Falls möglich, dann ja… Aber ich werde das nicht einfordern, weil wir noch nicht das Level von Marc erreicht haben. Wie auch immer, ich glaube, dass die vier Yamaha-Fahrer alle dasselbe wollen für den Moment: Mehr Top-Speed. Für mich ist es das: Ein Motorrad, das sehr gut funktioniert und über genug Top-Speed verfügt.
Darf ein Champion egoistisch sein? Anders gesagt, darf er nur an sich selbst denken und «sein eigenes» Motorrad wollen?
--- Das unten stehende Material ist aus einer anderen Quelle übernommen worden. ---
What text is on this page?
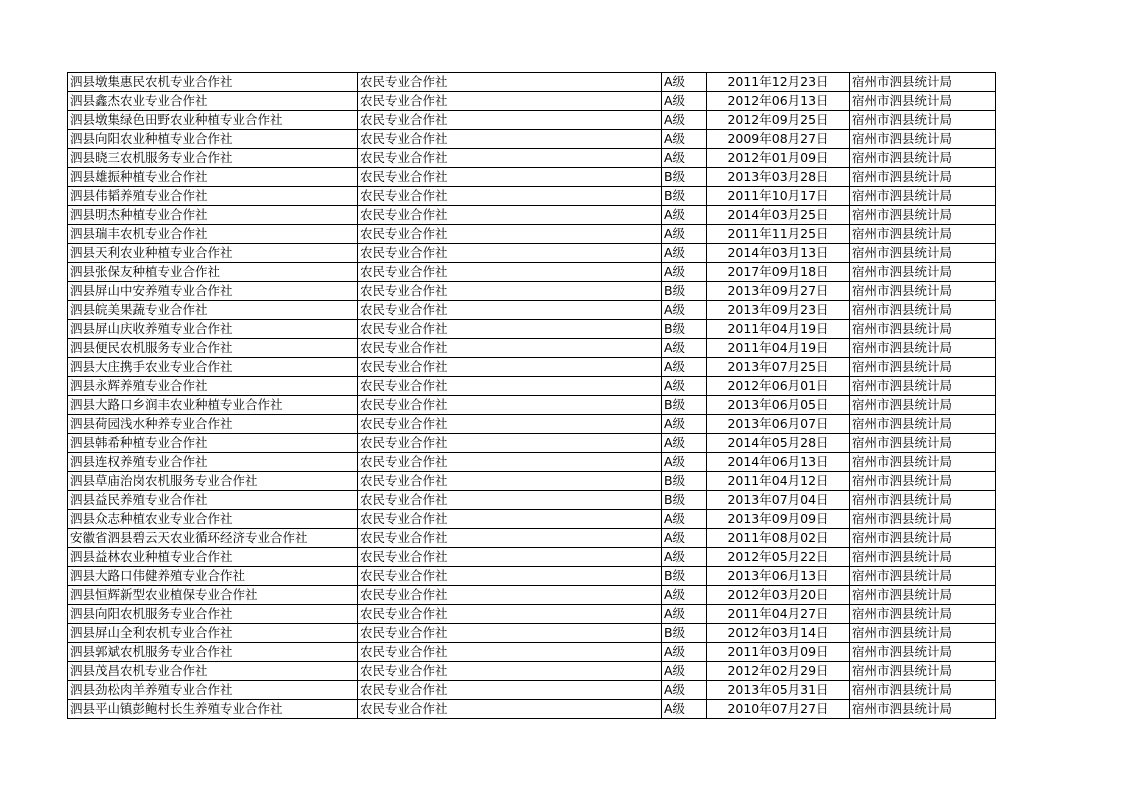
泗县墩集惠民农机专业合作社	农民专业合作社	A级	2011年12月23日	宿州市泗县统计局
泗县鑫杰农业专业合作社	农民专业合作社	A级	2012年06月13日	宿州市泗县统计局
泗县墩集绿色田野农业种植专业合作社	农民专业合作社	A级	2012年09月25日	宿州市泗县统计局
泗县向阳农业种植专业合作社	农民专业合作社	A级	2009年08月27日	宿州市泗县统计局
泗县晓三农机服务专业合作社	农民专业合作社	A级	2012年01月09日	宿州市泗县统计局
泗县雄振种植专业合作社	农民专业合作社	B级	2013年03月28日	宿州市泗县统计局
泗县伟韬养殖专业合作社	农民专业合作社	B级	2011年10月17日	宿州市泗县统计局
泗县明杰种植专业合作社	农民专业合作社	A级	2014年03月25日	宿州市泗县统计局
泗县瑞丰农机专业合作社	农民专业合作社	A级	2011年11月25日	宿州市泗县统计局
泗县天利农业种植专业合作社	农民专业合作社	A级	2014年03月13日	宿州市泗县统计局
泗县张保友种植专业合作社	农民专业合作社	A级	2017年09月18日	宿州市泗县统计局
泗县屏山中安养殖专业合作社	农民专业合作社	B级	2013年09月27日	宿州市泗县统计局
泗县皖美果蔬专业合作社	农民专业合作社	A级	2013年09月23日	宿州市泗县统计局
泗县屏山庆收养殖专业合作社	农民专业合作社	B级	2011年04月19日	宿州市泗县统计局
泗县便民农机服务专业合作社	农民专业合作社	A级	2011年04月19日	宿州市泗县统计局
泗县大庄携手农业专业合作社	农民专业合作社	A级	2013年07月25日	宿州市泗县统计局
泗县永辉养殖专业合作社	农民专业合作社	A级	2012年06月01日	宿州市泗县统计局
泗县大路口乡润丰农业种植专业合作社	农民专业合作社	B级	2013年06月05日	宿州市泗县统计局
泗县荷园浅水种养专业合作社	农民专业合作社	A级	2013年06月07日	宿州市泗县统计局
泗县韩希种植专业合作社	农民专业合作社	A级	2014年05月28日	宿州市泗县统计局
泗县连权养殖专业合作社	农民专业合作社	A级	2014年06月13日	宿州市泗县统计局
泗县草庙治岗农机服务专业合作社	农民专业合作社	B级	2011年04月12日	宿州市泗县统计局
泗县益民养殖专业合作社	农民专业合作社	B级	2013年07月04日	宿州市泗县统计局
泗县众志种植农业专业合作社	农民专业合作社	A级	2013年09月09日	宿州市泗县统计局
安徽省泗县碧云天农业循环经济专业合作社	农民专业合作社	A级	2011年08月02日	宿州市泗县统计局
泗县益林农业种植专业合作社	农民专业合作社	A级	2012年05月22日	宿州市泗县统计局
泗县大路口伟健养殖专业合作社	农民专业合作社	B级	2013年06月13日	宿州市泗县统计局
泗县恒辉新型农业植保专业合作社	农民专业合作社	A级	2012年03月20日	宿州市泗县统计局
泗县向阳农机服务专业合作社	农民专业合作社	A级	2011年04月27日	宿州市泗县统计局
泗县屏山全利农机专业合作社	农民专业合作社	B级	2012年03月14日	宿州市泗县统计局
泗县郭斌农机服务专业合作社	农民专业合作社	A级	2011年03月09日	宿州市泗县统计局
泗县茂昌农机专业合作社	农民专业合作社	A级	2012年02月29日	宿州市泗县统计局
泗县劲松肉羊养殖专业合作社	农民专业合作社	A级	2013年05月31日	宿州市泗县统计局
泗县平山镇彭鲍村长生养殖专业合作社	农民专业合作社	A级	2010年07月27日	宿州市泗县统计局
Ich glaube, dann hat man das Recht dazu. Wenn er der ist, der gewinnt, und nicht will, dass etwas verändert wird… Im Fall von Marc, wenn jeder fordert, dass die Honda verändert wird, und er meint «Nein, ich mag das Motorrad so», dann glaube ich auch nicht, dass Honda etwas ändern wird.